The LP, like many story books, takes many twists and turns. Much of the record is the already expected, but generally appreciated indie folk sound that rears its wondrous mane so many times on 2005 release, Picaresque. But The Decemberists chart unknown waters with a funk pop ditty under the name of The Perfect Crime 2 (number 1 does not appear on this album). The song features a haggard, but other wise impressive drum beat by new comer John Moen and a rousing, heavily chorused guitar solo from the band’s guitarist, the appropriately named Chris Funk, over a catchy, but disappointing rest-of-the-song. The other parts of the album echo a distinct connection to Captiol’s resident indie pop gods Death Cab for Cutie, when in fact, surprise surprise, the record was produced by the OC catapulted rockers’ one and only Chris Walla.

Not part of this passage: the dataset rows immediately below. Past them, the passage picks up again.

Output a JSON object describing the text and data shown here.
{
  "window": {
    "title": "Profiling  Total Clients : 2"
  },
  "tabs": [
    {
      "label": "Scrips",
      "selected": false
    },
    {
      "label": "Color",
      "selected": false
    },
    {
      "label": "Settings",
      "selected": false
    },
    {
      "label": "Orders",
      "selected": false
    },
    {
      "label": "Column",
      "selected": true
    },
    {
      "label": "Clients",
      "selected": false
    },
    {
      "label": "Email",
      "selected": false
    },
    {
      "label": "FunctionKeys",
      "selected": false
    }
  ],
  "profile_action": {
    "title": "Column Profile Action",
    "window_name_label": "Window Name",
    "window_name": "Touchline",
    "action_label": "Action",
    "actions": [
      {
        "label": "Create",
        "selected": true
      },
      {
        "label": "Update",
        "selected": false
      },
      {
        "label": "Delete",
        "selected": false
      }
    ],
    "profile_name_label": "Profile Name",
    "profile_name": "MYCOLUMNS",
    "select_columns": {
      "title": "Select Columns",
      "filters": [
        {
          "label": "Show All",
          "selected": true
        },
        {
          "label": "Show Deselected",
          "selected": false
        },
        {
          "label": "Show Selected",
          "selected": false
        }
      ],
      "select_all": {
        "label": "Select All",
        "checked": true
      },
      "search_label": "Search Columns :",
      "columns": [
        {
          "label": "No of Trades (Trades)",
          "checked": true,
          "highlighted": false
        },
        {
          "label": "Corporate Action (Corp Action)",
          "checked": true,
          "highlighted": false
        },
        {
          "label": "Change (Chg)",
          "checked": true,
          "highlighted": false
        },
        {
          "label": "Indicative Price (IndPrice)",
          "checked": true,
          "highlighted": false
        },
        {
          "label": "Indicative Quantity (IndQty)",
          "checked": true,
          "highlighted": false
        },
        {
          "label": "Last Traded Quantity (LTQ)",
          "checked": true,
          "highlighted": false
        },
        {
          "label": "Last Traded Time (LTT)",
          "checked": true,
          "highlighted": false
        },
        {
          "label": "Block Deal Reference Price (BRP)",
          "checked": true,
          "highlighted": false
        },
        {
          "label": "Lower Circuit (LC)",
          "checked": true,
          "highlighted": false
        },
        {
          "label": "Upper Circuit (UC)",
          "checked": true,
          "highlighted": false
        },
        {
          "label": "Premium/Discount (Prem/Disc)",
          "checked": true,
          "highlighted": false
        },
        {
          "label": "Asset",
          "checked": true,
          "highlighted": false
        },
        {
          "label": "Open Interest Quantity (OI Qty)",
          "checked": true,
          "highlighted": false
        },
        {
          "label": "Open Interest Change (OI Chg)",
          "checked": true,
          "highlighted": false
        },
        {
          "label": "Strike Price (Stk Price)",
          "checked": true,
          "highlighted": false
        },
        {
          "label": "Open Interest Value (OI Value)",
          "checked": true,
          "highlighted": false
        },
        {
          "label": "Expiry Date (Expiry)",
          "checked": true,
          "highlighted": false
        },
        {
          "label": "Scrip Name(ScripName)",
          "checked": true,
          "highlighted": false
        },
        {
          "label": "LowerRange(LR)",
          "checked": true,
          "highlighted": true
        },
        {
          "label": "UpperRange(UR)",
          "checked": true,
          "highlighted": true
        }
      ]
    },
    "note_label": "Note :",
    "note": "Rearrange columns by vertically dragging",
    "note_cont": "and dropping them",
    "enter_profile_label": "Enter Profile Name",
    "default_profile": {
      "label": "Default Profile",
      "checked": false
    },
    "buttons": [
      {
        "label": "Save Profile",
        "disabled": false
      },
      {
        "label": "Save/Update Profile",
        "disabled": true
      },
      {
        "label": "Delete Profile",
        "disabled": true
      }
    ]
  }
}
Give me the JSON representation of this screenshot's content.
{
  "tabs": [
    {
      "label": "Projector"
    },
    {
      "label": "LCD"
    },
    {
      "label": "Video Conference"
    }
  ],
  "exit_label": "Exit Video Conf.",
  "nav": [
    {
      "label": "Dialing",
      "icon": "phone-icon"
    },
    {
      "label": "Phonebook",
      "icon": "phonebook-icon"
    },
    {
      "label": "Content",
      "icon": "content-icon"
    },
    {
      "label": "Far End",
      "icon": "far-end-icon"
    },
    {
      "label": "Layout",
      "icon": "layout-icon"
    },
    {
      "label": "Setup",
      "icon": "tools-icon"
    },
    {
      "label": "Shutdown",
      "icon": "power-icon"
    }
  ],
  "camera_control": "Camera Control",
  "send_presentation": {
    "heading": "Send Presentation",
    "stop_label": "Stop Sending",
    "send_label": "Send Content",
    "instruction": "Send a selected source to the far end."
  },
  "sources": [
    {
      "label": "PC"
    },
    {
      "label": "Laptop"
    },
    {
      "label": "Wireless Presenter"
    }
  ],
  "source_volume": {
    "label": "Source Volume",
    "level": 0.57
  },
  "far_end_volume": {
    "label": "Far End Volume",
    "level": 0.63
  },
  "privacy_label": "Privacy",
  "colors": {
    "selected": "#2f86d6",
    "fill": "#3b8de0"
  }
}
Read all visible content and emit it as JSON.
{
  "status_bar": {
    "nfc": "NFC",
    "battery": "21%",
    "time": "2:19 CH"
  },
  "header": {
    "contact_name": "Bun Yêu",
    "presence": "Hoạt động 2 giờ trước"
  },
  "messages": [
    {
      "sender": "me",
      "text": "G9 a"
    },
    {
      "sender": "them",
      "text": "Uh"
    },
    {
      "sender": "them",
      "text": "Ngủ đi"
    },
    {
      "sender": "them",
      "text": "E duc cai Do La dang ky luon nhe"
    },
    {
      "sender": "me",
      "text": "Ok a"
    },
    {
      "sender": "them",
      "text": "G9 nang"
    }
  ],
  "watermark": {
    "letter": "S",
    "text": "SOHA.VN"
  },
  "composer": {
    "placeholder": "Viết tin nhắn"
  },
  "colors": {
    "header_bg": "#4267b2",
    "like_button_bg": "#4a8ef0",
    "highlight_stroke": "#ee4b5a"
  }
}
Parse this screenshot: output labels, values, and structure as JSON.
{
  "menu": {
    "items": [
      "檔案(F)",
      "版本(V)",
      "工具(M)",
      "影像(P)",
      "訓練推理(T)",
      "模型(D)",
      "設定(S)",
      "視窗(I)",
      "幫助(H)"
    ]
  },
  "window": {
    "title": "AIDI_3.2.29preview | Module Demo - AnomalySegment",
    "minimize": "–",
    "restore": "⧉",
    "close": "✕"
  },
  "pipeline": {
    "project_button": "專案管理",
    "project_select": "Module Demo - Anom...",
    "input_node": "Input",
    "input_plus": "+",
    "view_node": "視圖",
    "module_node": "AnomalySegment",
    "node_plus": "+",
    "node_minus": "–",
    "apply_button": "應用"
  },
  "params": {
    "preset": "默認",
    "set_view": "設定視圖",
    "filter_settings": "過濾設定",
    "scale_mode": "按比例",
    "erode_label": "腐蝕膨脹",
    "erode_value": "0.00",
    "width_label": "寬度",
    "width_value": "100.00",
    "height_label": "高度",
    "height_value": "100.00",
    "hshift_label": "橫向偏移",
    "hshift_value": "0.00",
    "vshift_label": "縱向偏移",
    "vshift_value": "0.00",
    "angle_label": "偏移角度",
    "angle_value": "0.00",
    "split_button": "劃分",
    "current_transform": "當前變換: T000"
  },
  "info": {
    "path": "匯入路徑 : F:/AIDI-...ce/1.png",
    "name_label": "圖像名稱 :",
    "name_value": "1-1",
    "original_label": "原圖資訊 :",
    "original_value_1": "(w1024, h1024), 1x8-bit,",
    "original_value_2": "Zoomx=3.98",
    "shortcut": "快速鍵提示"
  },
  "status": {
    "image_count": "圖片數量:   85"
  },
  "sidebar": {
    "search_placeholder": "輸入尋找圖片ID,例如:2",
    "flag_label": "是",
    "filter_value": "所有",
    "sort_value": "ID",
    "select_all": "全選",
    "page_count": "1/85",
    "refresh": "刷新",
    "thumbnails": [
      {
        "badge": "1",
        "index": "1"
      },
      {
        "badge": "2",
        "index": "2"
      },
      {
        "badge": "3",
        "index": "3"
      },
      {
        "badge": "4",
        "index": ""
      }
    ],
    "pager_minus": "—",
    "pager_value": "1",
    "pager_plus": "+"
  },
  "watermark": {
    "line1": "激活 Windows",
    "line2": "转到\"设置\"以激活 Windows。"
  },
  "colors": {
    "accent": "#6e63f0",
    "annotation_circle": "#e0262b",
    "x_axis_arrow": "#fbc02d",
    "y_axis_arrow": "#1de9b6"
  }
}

Unfortunately the album gets sort of samey from the end of bashful ballad, The Shankhill Butchers
through about start of the Crane Wife 2
(The Crane Wife 1 being a watered down filler track and the Crane Wife 3 being an amazing upbeat indie tune put, confusingly enough, at the beginning of the record). The Crane Wife 2 is another ballad, full of jangly acoustics, cosmopolitan country swirls and bombastic Neil Peart esque fills. The result (when paired with Colin’s love-sick coo) is absolutely astounding. Huge fans of the band may see this as a departure from their usual sound, and even the casual listener should agree, but The Decemberists are still here, wide awake and waiting. Through the sugar coating and rounded edges only the good will see how everyone’s favorite fantasy folksters are still at a career peak (whether it be the end or middle of this, no one knows). The CD had some bum tracks, but they are clearly over-shadowed by the good (some of which I would call the best of the year). It’s a hard record to rate, but it’s surely a fantastic release for most.